Zhou Dynasty, China

The Confucian Age (1046-221 BC)

A bronze you against orange background.
Early Western Zhou bronze you from Baoji, China. Andrew Wong / Getty Images

The Zhou Dynasty (also spelled Chou) is the name given to a historical period roughly consisting of the last two-fifths of the Chinese Bronze Age, traditionally marked between 1046 and 221 BC (although scholars are divided on the starting date). It is broken into three periods:

Western Zhou

(ca 1046-771 BC)

The Zhou ruling dynasty was founded by King Wen, and solidified by his successor King Wu, who conquered the Shang Dynasty. During this period, the Zhou were based along the Wei River in Shaanxi Province and ruled much of the Wei and Yellow River valleys as well as portions of the Yangzi and Han river systems. The rulers were kin-based, and the society was strictly tiered with a strong aristocracy in place.

Eastern Zhou

(ca 771-481 BC)

About 771 BC, the Zhou leaders were forced eastward out of their previous strongholds near Mount Qi and into a reduced area near their capital city of Luoyang. This period is also called Springs and Autumns (Chunqin), after a history of that name which documented the Eastern Zhou dynasties. The Eastern Zhou rulers were despotic, with a centralized administration and a ranked bureaucracy. Taxation and corvee labor were present.

Warring States

(ca 481-221 BC)

About 481 BC, the Zhou dynasty fragmented into separate kingdoms, the Wei, Han and Zhao kingdoms. During this period, iron working became available, the standard of living rose and the population grew. Currency was established enabling far-flung trading systems. The Warring States period ended when the Qin dynasty reunited China in 221 BC.

Zhou Sites and Historical Documents

Historical documents dated to the Zhou include the Guo yu (the oldest known history of China, dated to the 5th century BC), the Zuo Zhuan, the Shangshu and the Shi Jing (poetry and hymns). Capital cities of the Zhou which have been identified archaeologically are relatively rare, but probably include Wangcheng (in present-day Xiaotun), Doumenzhen, Luoyang, Hao-Ching and Zhangjiapo, where some 15,000 tombs were identified and 1000 excavated during the 1980s.

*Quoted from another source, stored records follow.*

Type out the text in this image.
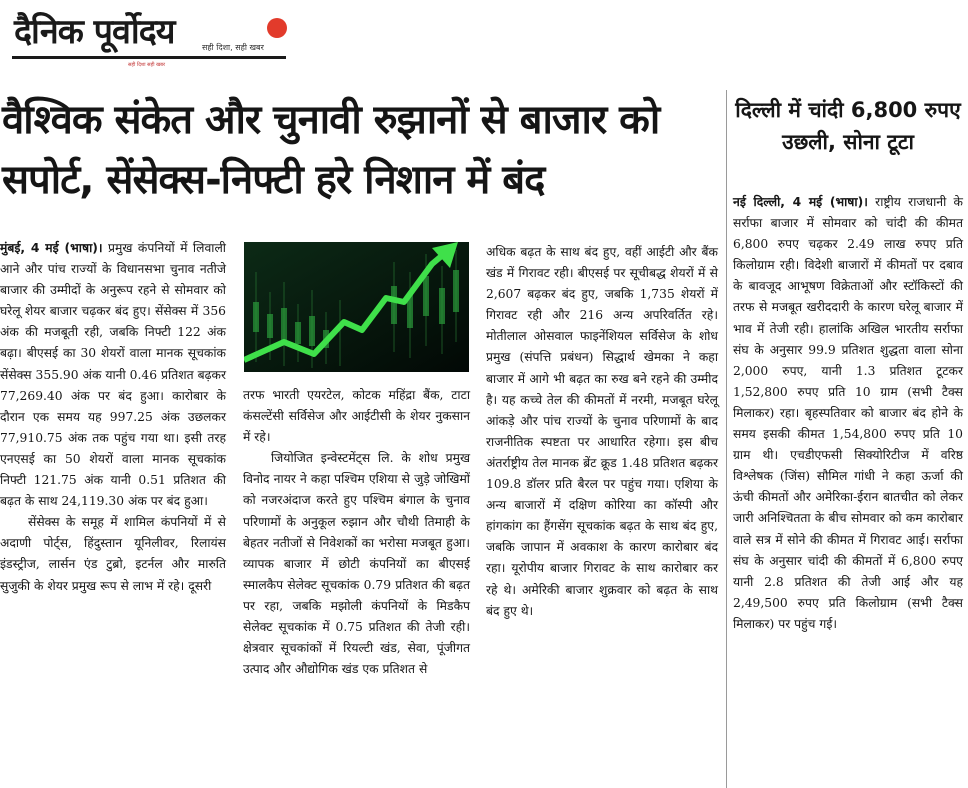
दैनिक पूर्वोदय	सही दिशा, सही खबर
सही दिशा सही खबर
वैश्विक संकेत और चुनावी रुझानों से बाजार को सपोर्ट, सेंसेक्स-निफ्टी हरे निशान में बंद

मुंबई, 4 मई (भाषा)। प्रमुख कंपनियों में लिवाली आने और पांच राज्यों के विधानसभा चुनाव नतीजे बाजार की उम्मीदों के अनुरूप रहने से सोमवार को घरेलू शेयर बाजार चढ़कर बंद हुए। सेंसेक्स में 356 अंक की मजबूती रही, जबकि निफ्टी 122 अंक बढ़ा। बीएसई का 30 शेयरों वाला मानक सूचकांक सेंसेक्स 355.90 अंक यानी 0.46 प्रतिशत बढ़कर 77,269.40 अंक पर बंद हुआ। कारोबार के दौरान एक समय यह 997.25 अंक उछलकर 77,910.75 अंक तक पहुंच गया था। इसी तरह एनएसई का 50 शेयरों वाला मानक सूचकांक निफ्टी 121.75 अंक यानी 0.51 प्रतिशत की बढ़त के साथ 24,119.30 अंक पर बंद हुआ।

सेंसेक्स के समूह में शामिल कंपनियों में से अदाणी पोर्ट्स, हिंदुस्तान यूनिलीवर, रिलायंस इंडस्ट्रीज, लार्सन एंड टुब्रो, इटर्नल और मारुति सुजुकी के शेयर प्रमुख रूप से लाभ में रहे। दूसरी

तरफ भारती एयरटेल, कोटक महिंद्रा बैंक, टाटा कंसल्टेंसी सर्विसेज और आईटीसी के शेयर नुकसान में रहे।

जियोजित इन्वेस्टमेंट्स लि. के शोध प्रमुख विनोद नायर ने कहा पश्चिम एशिया से जुड़े जोखिमों को नजरअंदाज करते हुए पश्चिम बंगाल के चुनाव परिणामों के अनुकूल रुझान और चौथी तिमाही के बेहतर नतीजों से निवेशकों का भरोसा मजबूत हुआ। व्यापक बाजार में छोटी कंपनियों का बीएसई स्मालकैप सेलेक्ट सूचकांक 0.79 प्रतिशत की बढ़त पर रहा, जबकि मझोली कंपनियों के मिडकैप सेलेक्ट सूचकांक में 0.75 प्रतिशत की तेजी रही। क्षेत्रवार सूचकांकों में रियल्टी खंड, सेवा, पूंजीगत उत्पाद और औद्योगिक खंड एक प्रतिशत से

अधिक बढ़त के साथ बंद हुए, वहीं आईटी और बैंक खंड में गिरावट रही। बीएसई पर सूचीबद्ध शेयरों में से 2,607 बढ़कर बंद हुए, जबकि 1,735 शेयरों में गिरावट रही और 216 अन्य अपरिवर्तित रहे। मोतीलाल ओसवाल फाइनेंशियल सर्विसेज के शोध प्रमुख (संपत्ति प्रबंधन) सिद्धार्थ खेमका ने कहा बाजार में आगे भी बढ़त का रुख बने रहने की उम्मीद है। यह कच्चे तेल की कीमतों में नरमी, मजबूत घरेलू आंकड़े और पांच राज्यों के चुनाव परिणामों के बाद राजनीतिक स्पष्टता पर आधारित रहेगा। इस बीच अंतर्राष्ट्रीय तेल मानक ब्रेंट क्रूड 1.48 प्रतिशत बढ़कर 109.8 डॉलर प्रति बैरल पर पहुंच गया। एशिया के अन्य बाजारों में दक्षिण कोरिया का कॉस्पी और हांगकांग का हैंगसेंग सूचकांक बढ़त के साथ बंद हुए, जबकि जापान में अवकाश के कारण कारोबार बंद रहा। यूरोपीय बाजार गिरावट के साथ कारोबार कर रहे थे। अमेरिकी बाजार शुक्रवार को बढ़त के साथ बंद हुए थे।

दिल्ली में चांदी 6,800 रुपए उछली, सोना टूटा

नई दिल्ली, 4 मई (भाषा)। राष्ट्रीय राजधानी के सर्राफा बाजार में सोमवार को चांदी की कीमत 6,800 रुपए चढ़कर 2.49 लाख रुपए प्रति किलोग्राम रही। विदेशी बाजारों में कीमतों पर दबाव के बावजूद आभूषण विक्रेताओं और स्टॉकिस्टों की तरफ से मजबूत खरीददारी के कारण घरेलू बाजार में भाव में तेजी रही। हालांकि अखिल भारतीय सर्राफा संघ के अनुसार 99.9 प्रतिशत शुद्धता वाला सोना 2,000 रुपए, यानी 1.3 प्रतिशत टूटकर 1,52,800 रुपए प्रति 10 ग्राम (सभी टैक्स मिलाकर) रहा। बृहस्पतिवार को बाजार बंद होने के समय इसकी कीमत 1,54,800 रुपए प्रति 10 ग्राम थी। एचडीएफसी सिक्योरिटीज में वरिष्ठ विश्लेषक (जिंस) सौमिल गांधी ने कहा ऊर्जा की ऊंची कीमतों और अमेरिका-ईरान बातचीत को लेकर जारी अनिश्चितता के बीच सोमवार को कम कारोबार वाले सत्र में सोने की कीमत में गिरावट आई। सर्राफा संघ के अनुसार चांदी की कीमतों में 6,800 रुपए यानी 2.8 प्रतिशत की तेजी आई और यह 2,49,500 रुपए प्रति किलोग्राम (सभी टैक्स मिलाकर) पर पहुंच गई।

Bronze vessel hoards, deposited when the Zhou fled the west, have been identified in Qishan county of Shaanxi province, such as at several sites in the modern town of Baoji. These beautiful vessels (the two 'you' illustrated here are from Baoji) often have inscriptions which contain genealogical data, which allowed researchers to reconstruct lineage data for the various Zhou royal families.


Falkenhausen, Lothar von. 2007. Chinese Society in the Age of Confucius (1000-250 BC). Cotsen Institute of Archaeology, Los Angeles.

Shaughnessy, Edward L. 2004. Western Zhou Hoards and Family Histories in the Zhouyuan. pp 255-267 in Volume 1, Chinese Archaeology in the Twentieth Century: New Perspectives on China's Past. Xiaoneng Yang, ed. Yale University Press, New Haven.

Taketsugu, Iijima. 2004. An investigation of the Western Zhou capital at Luoyang. pp. 247-253 in Volume 1, in Volume 1, Chinese Archaeology in the Twentieth Century: New Perspectives on China's Past. Xiaoneng Yang, ed. Yale University Press, New Haven.